My dad was a World War II veteran. Like many in his generation, he signed up expecting to be sent overseas to fight against tyranny and to protect American soil. Fortunately, he never left the USA.
A Naval airman, he taught in flight schools stateside. He downplayed his military service perhaps because he knew so many who were shipped out.
One of our neighbors, Frank Promnitz, was a “guest of the emperor.” His experiences as a Japanese prisoner of war were recounted in a book of the same name, authored by Lee K. Bergee. Another close friend was captured during the Battle of the Bulge. Both came home, and thankfully, so did my many uncles who served in various service branches during WWII.
Though my dad downplayed his own service, he had tremendous respect for military men and women. He taught that respect to his eight kids, though none of us served.
My husband, however, is a veteran with 13 years of Army and Guard service to his credit. I’m always proud when people thank him for his service. I’m old enough to remember a time when military members where not treated with that honor.

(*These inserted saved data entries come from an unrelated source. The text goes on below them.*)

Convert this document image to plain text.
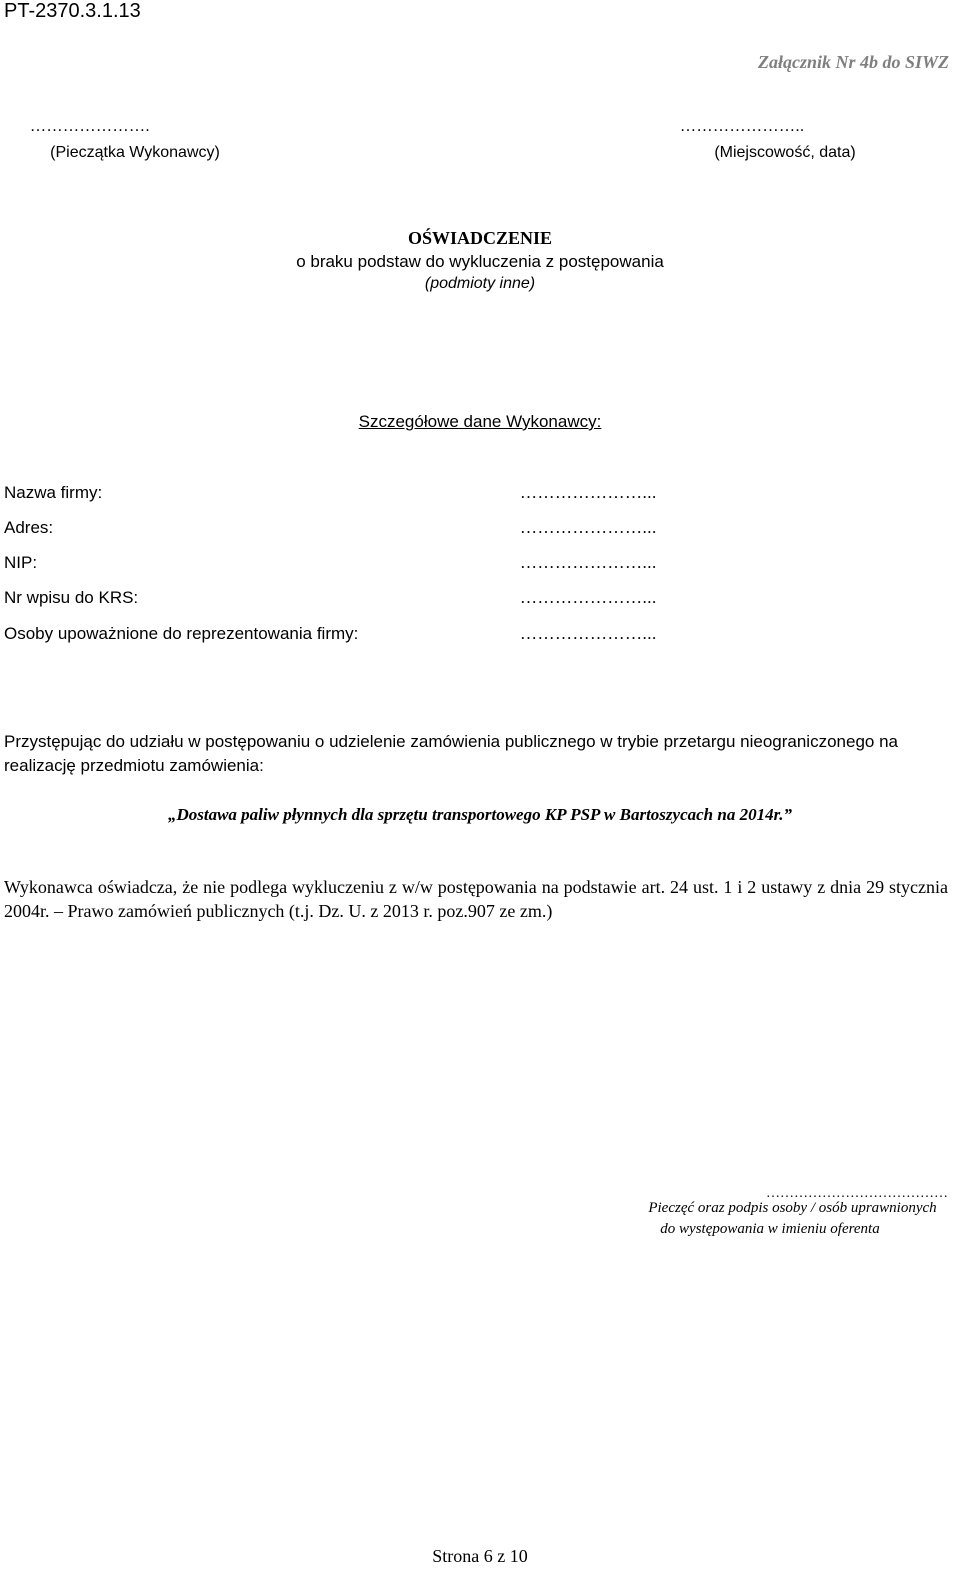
PT-2370.3.1.13
Załącznik Nr 4b do SIWZ
………………….
(Pieczątka Wykonawcy)
…………………..
(Miejscowość, data)
OŚWIADCZENIE
o braku podstaw do wykluczenia z postępowania
(podmioty inne)
Szczegółowe dane Wykonawcy:
Nazwa firmy:	…………………...
Adres:	…………………...
NIP:	…………………...
Nr wpisu do KRS:	…………………...
Osoby upoważnione do reprezentowania firmy:	…………………...
Przystępując do udziału w postępowaniu o udzielenie zamówienia publicznego w trybie przetargu nieograniczonego na realizację przedmiotu zamówienia:
„Dostawa paliw płynnych dla sprzętu transportowego KP PSP w Bartoszycach na 2014r.”
Wykonawca oświadcza, że nie podlega wykluczeniu z w/w postępowania na podstawie art. 24 ust. 1 i 2 ustawy z dnia 29 stycznia 2004r. – Prawo zamówień publicznych (t.j. Dz. U. z 2013 r. poz.907 ze zm.)
…………………………………
Pieczęć oraz podpis osoby / osób uprawnionych
do występowania w imieniu oferenta
Strona 6 z 10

I think one of the proudest moments in my dad’s life was when my nephew graduated from West Point. It is a tradition in the Army that newly commissioned second lieutenants present a silver dollar to the first enlisted soldier who salutes them. As my nephew, Jake, came up to my family after graduation, my father saluted him, and Jake passed my dad a shiny silver dollar. He kept that dollar in a frame with a photo of him and Jake where he saw it each day until he passed away. Then, my mom passed the dollar back to Jake.
Jake’s not the only one of my dad’s grandchildren to serve. Jake’s brother Matt spent 20 years in the National Guard. Their cousin Joe is in his 18th year of service to the Army, most of which has been as a Golden Knight.
When former President George H. W. Bush skydived in tandem with Sgt. Michael Elliott of the Army Golden Knights parachute team in celebration of his 85th birthday on June 12, 2009, my nephew was the jumper photographing the historic event in mid-air.
Dad passed away before having the chance to meet Joe’s wife, an Army helicopter pilot. I know he would be proud of her service, too.
Pride, respect, gratitude – this is what our military men and women deserve from all of us who enjoy freedom and safety because of them.
This Veterans Day and every day, when you meet a veteran on the street remember to say, “Thank you for your service.” It’s a little gesture that means a lot.